The hand felling along the path of the now cancelled (hopefully for good) Atlantic Coast Pipeline created a patch of early successional forest infrequently seen in our mature closed forest environment. The cutting in many ways imitated a natural disaster such as a tornado, derecho or some other blowdown. This man-made disaster was similar in that the trees were put on the ground, not removed and the soil was not disturbed. The lack of soil disturbance is important to the speed and quality of the regeneration. The cut area is currently in the scrub-shrub stage of development. This stage features vegetation dominated by shrubs and trees 1-10 years of age.
Nature is always prepared for the “vacuum” created by natural disasters or in this case, man-made natural disasters. The regeneration of a forest comes by different means. The seed bank is a very important aspect. Different seeds have different triggers to promote germination. Light and moisture are key to most species while some need scarification and others will require a cold overwintering period. Yellow poplar seeds can live in the seed bank for up to 8 years while other species such as ash and black cherry will live up to 3 years in the forest floor. The second way to quickly regenerate a forest is via sprouting. After being cut, many trees will either sprout new stems out of the root collars around the stump or out of their root system. Oaks and maples both put forth vigorous stump sprouts. American beech is best known for their ability to colonize an area via root sprouting.
A recent excursion to the site of the cutting illustrated the ability of the forest to recover quickly. The tree growth in the center of the cutting, where the most sun hits the forest floor, averages 10-20’ in height. On the edges the height ranges from 5-10’. The tree composition is a majority of desirables such as tulip poplar, black locust, black cherry and a variety of oak species. A majority of the trees are growing from seed which tends to yield higher quality specimens than stump sprouts. Some of these seedlings may have grown slowly in the understory and taken advantage of increased sun spurt in growth. A key benefit to the site not having been cleaned up by mechanized equipment is that the preexisting seedlings had a better chance of surviving and getting to the canopy quickly. Another benefit to minimal soil disturbance is the rebounding of the dense mountain laurel stand on the slope heading towards Fortunes Ridge. This dense mountain laurel stand covered the understory prior to being cut for sake of the pipeline. The good news is that the existing root systems are sprouting heavily and show great promise to dominate the understory once again in the near future.

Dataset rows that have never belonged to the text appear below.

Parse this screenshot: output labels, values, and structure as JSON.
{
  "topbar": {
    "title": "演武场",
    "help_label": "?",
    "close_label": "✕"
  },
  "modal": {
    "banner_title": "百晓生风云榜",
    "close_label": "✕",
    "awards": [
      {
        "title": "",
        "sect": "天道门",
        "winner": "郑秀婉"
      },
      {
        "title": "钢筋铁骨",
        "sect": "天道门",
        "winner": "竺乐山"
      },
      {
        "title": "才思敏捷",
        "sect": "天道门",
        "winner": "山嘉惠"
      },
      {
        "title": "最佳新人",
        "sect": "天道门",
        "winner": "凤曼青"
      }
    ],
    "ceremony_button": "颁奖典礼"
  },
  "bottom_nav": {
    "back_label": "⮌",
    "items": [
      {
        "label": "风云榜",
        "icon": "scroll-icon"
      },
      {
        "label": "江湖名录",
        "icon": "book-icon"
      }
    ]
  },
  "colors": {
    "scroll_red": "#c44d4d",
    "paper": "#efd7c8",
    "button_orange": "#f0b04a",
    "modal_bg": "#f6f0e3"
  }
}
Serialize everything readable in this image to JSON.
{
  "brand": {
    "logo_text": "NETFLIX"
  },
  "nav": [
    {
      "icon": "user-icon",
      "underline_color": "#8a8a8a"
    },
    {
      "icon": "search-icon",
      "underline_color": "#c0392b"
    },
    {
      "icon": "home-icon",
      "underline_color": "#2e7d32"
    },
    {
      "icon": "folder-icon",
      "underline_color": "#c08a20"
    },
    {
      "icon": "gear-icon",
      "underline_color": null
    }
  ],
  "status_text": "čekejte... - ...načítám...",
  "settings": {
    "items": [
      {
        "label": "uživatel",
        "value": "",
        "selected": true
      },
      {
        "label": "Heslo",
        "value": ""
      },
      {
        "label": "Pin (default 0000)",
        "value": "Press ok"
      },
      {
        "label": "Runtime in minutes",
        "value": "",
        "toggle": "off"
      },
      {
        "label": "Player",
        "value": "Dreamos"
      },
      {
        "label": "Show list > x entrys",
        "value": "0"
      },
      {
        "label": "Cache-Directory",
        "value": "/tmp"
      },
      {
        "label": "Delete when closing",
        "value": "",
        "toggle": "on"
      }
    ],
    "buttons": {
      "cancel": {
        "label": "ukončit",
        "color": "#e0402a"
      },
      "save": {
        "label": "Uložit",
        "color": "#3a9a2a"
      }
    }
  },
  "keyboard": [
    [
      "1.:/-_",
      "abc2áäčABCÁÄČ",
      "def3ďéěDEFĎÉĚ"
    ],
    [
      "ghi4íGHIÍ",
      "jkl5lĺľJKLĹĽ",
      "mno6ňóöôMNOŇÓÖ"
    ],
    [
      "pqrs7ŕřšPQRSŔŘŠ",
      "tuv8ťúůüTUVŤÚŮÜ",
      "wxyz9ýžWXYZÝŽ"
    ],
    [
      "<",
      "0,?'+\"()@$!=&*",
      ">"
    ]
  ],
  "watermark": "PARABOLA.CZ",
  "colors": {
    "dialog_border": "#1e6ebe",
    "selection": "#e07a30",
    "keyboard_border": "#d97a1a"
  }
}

The negative aspect to any forest disturbance is the opening for invasive species to take hold of space in the forest canopy. Throughout the cutting, royal paulownia and tree of heaven are occupying small bits of space. Despite their existence, the native early successional species such as tulip poplar and black locust are holding their own in terms of growth rates.
The ACP aftermath seems to be good news on all fronts. The best news is that the threat of further man-made damage seems to be abated. The forest growth and regeneration appear better than I could have hoped for and will quickly erase the ills done to it such a short time ago.